What an Ultrasound Shows
If you end up getting a scrotal ultrasound, the images reveal details you can’t see from the outside. The epididymis appears enlarged compared to the unaffected side, sometimes dramatically so. The most telling finding is increased blood flow to the area. On a color Doppler ultrasound, the inflamed epididymis lights up with red and blue signals showing the extra blood rushing to the site of infection or inflammation. In some cases, the testicle itself also shows increased blood flow, indicating the inflammation has spread.
Ultrasound can also identify complications like a hydrocele (fluid collection) or, more rarely, an abscess forming within the scrotum. An abscess appears as a walled-off pocket of fluid that looks distinct from the surrounding tissue.
What Causes the Visible Changes
In men under 35, epididymitis is most commonly caused by sexually transmitted bacteria, particularly chlamydia and gonorrhea. Urethral discharge is a strong clue pointing to this cause. In men over 35, urinary tract bacteria are the more typical culprit, often linked to urinary tract infections, recent catheter use, or prostate issues.

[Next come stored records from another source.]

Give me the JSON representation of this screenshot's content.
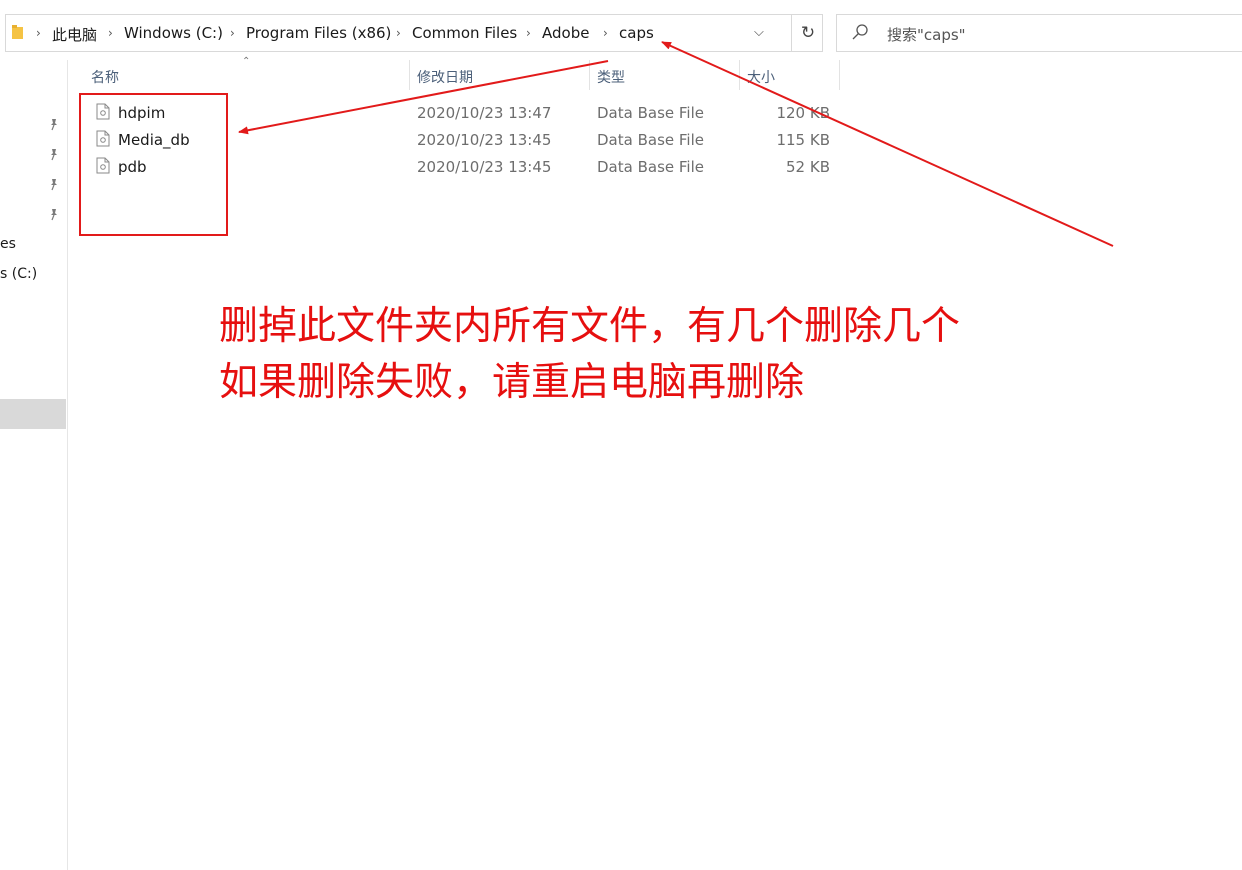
{
  "address_bar": {
    "crumbs": [
      "此电脑",
      "Windows (C:)",
      "Program Files (x86)",
      "Common Files",
      "Adobe",
      "caps"
    ],
    "dropdown_icon": "chevron-down-icon",
    "refresh_icon": "refresh-icon"
  },
  "search": {
    "placeholder": "搜索\"caps\""
  },
  "nav_pane": {
    "items": [
      "es",
      "s (C:)"
    ]
  },
  "columns": [
    "名称",
    "修改日期",
    "类型",
    "大小"
  ],
  "files": [
    {
      "name": "hdpim",
      "date": "2020/10/23 13:47",
      "type": "Data Base File",
      "size": "120 KB"
    },
    {
      "name": "Media_db",
      "date": "2020/10/23 13:45",
      "type": "Data Base File",
      "size": "115 KB"
    },
    {
      "name": "pdb",
      "date": "2020/10/23 13:45",
      "type": "Data Base File",
      "size": "52 KB"
    }
  ],
  "annotation": {
    "line1": "删掉此文件夹内所有文件，有几个删除几个",
    "line2": "如果删除失败，请重启电脑再删除",
    "color": "#e60f0f"
  }
}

Non-infectious causes also exist. Trauma, certain medications, and autoimmune reactions can produce the same swollen, red appearance without a bacterial infection. Regardless of the trigger, the visible result is the same: your immune system floods the epididymis with blood and inflammatory cells, producing the swelling, heat, and redness you can see from the outside.
The good news is that bacterial epididymitis responds well to antibiotics. Swelling and redness typically start improving within a few days of starting treatment, though complete resolution can take several weeks. Supportive measures like scrotal elevation and ice packs help reduce the visible swelling while the underlying cause clears.